The sports coupe recorded 388 hp at the wheels in a new dyno test.
Toyota fans were upbeat when the 2021 GR Supra was announced with a more powerful version of the turbocharged inline-six engine this year. The increase to 382 horsepower (up by 47 hp over the model launched last year) dropped the 0-60 mph sprint time down to below the magic four-second mark. But sometimes, manufacturer figures are on the conservative side - the guys at Car and Driver decided to see if that's true, and also compare the updated Supra's numbers with the previous model. To do this, both models were dyno tested and the results show that not for the first time, Toyota's spec sheet and what the Supra actually produces are two different things - BMW has been guilty of the same.
Using a Dynojet dynamometer, power was measured at the front wheels with manual mode engaged and the automatic transmission running in sixth. The 2020 Supra - with a claimed power output of 335 hp - recorded a stronger 346 hp and 409 lb-ft of torque. It's not the first time that a Supra has registered higher dyno figures than Toyota's claim. Following this, the 2021 Supra recorded strong figures - at the wheels - of 388 hp and 421 lb-ft. That's up from claims of 382 hp/368 lb-ft.

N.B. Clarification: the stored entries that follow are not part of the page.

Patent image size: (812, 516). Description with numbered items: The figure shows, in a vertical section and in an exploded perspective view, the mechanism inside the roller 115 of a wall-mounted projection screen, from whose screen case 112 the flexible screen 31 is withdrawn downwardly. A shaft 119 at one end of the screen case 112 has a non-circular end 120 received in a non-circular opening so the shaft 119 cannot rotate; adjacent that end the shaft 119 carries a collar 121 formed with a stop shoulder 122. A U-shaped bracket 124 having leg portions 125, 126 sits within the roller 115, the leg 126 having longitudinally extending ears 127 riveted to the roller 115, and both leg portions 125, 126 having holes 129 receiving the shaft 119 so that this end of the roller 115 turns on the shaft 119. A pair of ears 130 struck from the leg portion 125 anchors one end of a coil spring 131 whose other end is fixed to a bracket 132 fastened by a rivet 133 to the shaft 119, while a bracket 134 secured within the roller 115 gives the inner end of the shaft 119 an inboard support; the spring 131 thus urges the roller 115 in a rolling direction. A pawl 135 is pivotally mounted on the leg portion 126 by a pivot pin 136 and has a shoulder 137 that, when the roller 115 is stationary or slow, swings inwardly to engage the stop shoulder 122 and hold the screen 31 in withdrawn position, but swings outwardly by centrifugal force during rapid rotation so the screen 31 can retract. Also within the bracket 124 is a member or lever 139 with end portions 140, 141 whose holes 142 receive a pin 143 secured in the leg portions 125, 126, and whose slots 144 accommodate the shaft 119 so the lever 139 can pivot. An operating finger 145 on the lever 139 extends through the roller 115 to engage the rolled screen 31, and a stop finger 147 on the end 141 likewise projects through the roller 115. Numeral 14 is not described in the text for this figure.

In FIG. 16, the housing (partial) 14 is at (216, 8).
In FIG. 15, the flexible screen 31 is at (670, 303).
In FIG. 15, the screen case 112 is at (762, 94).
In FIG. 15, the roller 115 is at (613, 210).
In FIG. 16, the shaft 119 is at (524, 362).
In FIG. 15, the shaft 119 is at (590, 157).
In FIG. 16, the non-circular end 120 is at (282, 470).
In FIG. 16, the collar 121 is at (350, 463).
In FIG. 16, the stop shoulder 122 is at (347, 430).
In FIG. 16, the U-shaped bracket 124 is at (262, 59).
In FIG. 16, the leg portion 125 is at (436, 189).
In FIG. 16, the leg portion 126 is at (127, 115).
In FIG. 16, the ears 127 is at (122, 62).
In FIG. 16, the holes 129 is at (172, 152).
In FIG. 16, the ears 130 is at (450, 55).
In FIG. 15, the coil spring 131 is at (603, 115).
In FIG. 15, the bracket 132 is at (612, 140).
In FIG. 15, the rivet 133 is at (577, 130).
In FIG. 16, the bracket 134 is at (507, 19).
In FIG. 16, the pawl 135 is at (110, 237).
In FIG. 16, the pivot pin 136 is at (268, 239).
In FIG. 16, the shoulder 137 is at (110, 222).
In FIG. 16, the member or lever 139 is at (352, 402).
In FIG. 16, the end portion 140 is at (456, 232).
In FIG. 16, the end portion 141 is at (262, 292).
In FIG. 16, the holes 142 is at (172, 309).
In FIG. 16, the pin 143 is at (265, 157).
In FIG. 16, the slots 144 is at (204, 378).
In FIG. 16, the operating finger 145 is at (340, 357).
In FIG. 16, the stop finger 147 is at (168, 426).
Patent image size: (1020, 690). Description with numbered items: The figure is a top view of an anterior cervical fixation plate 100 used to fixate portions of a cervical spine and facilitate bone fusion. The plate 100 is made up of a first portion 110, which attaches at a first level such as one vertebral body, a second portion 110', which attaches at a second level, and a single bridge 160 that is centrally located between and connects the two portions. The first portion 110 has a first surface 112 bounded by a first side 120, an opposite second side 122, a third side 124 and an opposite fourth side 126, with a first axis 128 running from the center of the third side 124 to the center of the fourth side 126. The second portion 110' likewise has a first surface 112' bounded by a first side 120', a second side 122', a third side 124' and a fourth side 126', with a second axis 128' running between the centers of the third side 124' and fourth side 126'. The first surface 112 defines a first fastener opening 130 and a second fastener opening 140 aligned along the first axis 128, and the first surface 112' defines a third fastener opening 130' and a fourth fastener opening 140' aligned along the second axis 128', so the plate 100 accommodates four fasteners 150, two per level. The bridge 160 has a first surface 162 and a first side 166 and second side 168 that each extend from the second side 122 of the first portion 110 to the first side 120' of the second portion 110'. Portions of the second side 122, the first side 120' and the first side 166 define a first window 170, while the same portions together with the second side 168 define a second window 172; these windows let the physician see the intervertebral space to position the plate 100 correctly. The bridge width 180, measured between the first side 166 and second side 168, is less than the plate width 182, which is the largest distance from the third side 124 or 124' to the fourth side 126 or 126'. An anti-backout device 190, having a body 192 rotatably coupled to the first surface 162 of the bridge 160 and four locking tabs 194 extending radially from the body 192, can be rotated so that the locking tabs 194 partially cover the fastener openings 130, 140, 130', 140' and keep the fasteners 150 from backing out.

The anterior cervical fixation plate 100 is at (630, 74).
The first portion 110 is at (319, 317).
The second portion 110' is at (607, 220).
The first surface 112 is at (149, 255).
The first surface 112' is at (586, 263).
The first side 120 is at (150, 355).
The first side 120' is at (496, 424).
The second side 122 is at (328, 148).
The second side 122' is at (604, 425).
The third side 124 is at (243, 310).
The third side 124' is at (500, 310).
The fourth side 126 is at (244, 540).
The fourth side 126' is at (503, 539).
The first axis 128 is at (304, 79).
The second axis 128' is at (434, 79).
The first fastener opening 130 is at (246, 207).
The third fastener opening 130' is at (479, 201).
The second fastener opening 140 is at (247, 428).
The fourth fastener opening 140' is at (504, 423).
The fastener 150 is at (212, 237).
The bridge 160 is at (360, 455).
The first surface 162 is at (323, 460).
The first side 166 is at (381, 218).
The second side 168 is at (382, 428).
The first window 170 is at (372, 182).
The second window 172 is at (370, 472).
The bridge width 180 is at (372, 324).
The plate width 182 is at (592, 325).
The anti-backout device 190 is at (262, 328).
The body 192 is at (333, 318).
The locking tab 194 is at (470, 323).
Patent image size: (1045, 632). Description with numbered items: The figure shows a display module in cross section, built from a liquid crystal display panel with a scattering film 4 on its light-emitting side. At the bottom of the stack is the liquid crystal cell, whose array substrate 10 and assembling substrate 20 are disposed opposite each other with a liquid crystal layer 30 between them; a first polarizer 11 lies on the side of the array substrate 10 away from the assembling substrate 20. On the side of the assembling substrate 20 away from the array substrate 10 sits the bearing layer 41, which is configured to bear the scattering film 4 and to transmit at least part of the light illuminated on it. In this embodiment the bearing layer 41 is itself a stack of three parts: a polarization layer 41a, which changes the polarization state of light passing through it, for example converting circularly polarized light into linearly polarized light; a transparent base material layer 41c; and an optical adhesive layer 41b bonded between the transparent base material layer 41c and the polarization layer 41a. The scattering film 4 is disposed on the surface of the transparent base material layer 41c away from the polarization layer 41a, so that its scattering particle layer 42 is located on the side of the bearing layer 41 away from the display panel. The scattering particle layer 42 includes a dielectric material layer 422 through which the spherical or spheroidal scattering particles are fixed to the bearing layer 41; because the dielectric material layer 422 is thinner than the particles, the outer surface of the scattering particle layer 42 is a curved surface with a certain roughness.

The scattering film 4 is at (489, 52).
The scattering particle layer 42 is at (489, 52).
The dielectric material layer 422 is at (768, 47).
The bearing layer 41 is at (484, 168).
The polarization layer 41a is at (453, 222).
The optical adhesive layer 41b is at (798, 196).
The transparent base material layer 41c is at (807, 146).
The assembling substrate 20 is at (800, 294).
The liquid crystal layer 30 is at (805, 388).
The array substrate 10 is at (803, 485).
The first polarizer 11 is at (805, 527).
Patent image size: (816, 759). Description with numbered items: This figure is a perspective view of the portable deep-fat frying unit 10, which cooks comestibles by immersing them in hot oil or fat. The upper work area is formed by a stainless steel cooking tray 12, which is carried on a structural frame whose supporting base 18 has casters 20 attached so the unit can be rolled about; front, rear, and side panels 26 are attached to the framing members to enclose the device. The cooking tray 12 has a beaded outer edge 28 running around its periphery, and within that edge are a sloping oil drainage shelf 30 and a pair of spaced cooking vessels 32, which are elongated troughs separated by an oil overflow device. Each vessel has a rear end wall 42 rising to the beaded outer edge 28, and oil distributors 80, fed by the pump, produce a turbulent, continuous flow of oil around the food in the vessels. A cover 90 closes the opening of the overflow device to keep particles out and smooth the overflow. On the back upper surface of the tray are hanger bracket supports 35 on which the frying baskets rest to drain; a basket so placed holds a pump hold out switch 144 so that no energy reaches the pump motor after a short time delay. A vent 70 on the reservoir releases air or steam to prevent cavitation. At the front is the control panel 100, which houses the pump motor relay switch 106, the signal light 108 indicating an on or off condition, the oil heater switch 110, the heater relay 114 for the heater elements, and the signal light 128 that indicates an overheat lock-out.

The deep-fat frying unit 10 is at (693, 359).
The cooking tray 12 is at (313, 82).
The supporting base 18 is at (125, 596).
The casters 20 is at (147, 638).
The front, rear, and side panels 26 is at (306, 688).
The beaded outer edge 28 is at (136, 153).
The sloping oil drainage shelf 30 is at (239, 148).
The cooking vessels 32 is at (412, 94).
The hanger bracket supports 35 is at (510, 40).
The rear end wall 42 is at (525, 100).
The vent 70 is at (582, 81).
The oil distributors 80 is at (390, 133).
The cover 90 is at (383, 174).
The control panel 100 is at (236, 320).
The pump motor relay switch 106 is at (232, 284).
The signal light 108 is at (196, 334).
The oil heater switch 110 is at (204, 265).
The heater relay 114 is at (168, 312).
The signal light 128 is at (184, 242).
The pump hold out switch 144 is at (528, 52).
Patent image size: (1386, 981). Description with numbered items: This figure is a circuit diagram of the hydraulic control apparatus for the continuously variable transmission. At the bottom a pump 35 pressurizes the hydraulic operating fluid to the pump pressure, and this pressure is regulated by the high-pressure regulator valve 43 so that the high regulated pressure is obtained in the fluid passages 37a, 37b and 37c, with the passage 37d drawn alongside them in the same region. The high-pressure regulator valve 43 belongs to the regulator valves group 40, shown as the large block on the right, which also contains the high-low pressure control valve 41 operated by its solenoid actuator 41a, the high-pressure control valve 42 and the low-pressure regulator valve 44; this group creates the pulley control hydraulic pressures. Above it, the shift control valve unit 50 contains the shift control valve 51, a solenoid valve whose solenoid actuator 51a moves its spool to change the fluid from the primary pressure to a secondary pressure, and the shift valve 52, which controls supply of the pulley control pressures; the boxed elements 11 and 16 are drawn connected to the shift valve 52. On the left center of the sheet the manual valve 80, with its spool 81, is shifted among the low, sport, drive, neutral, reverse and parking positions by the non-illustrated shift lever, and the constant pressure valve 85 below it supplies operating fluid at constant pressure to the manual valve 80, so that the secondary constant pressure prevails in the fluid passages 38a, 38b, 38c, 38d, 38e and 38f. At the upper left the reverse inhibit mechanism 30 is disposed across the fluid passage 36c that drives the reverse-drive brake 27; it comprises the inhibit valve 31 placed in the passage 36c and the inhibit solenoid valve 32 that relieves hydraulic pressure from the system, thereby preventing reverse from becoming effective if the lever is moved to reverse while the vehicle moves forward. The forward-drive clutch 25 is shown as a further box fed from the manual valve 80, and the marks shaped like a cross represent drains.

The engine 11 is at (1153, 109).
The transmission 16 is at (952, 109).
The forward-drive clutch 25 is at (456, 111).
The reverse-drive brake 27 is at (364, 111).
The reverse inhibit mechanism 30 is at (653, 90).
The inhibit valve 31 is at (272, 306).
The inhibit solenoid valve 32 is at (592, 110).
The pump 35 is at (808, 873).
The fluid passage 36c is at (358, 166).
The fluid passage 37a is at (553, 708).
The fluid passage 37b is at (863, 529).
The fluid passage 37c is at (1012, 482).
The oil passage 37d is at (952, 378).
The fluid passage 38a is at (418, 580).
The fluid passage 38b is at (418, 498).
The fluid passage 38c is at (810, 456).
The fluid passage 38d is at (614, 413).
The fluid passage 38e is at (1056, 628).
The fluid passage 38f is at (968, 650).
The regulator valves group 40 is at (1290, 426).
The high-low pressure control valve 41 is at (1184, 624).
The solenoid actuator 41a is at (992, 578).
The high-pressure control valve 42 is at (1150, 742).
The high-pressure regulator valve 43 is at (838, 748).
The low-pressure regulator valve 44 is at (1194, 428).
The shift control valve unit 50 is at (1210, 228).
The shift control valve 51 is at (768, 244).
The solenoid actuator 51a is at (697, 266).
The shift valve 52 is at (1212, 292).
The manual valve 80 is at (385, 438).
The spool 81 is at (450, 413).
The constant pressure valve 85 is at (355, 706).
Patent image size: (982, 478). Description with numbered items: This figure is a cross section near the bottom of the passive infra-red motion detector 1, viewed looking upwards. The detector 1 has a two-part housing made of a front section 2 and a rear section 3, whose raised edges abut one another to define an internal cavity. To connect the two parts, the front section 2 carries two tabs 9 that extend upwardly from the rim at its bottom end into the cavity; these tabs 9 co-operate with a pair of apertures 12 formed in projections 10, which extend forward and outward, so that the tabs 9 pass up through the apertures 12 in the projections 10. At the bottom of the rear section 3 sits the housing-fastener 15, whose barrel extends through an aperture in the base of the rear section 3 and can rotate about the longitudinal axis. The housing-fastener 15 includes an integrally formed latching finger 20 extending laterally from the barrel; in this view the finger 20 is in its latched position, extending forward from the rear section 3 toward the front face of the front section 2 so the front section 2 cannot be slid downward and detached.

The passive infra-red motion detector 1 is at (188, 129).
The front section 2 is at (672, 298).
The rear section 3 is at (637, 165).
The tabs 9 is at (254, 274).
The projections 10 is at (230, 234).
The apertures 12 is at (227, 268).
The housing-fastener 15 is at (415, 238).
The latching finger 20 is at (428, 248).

Accounting for driveline losses, testers surmised that the 2021 Supra GR is actually producing around 400 hp at the crank, which is 4.7 percent up on Toyota's figure. The dyno test confirms that the 2021 model produces over 40 hp more than the 2020 version, closely matching Toyota's claim. The use of a new cylinder head, new pistons, and a revised exhaust manifold are some of the changes that see the 2021 Supra record these superior outputs.
For buyers interested in a Supra, it's good to know that going for the 2021 model earns you a welcome increase in output, even if acceleration hasn't been massively improved. That said, the Supra has also improved on Toyota's claimed figures in several tests - we already recorded the 2020 model accomplishing the feat in 3.8 seconds, so it wouldn't be surprising to see the more powerful 2021 Supra get there in about 3.5, bringing it into close contention with the all-wheel-drive Audi TT RS.
So, although Toyota's figures for the Supra don't appear entirely accurate, at least it's not the other way around - we'd rather the sports coupe made more power than expected, not less. But what would be really great is if the spec sheet actually matched the reality. Anyway, now that the BMW Z4 no longer has a power advantage, and with the addition of a cheaper 2.0-liter model, the Toyota GR Supra is better than ever before and remains one of the best performance buys on the market.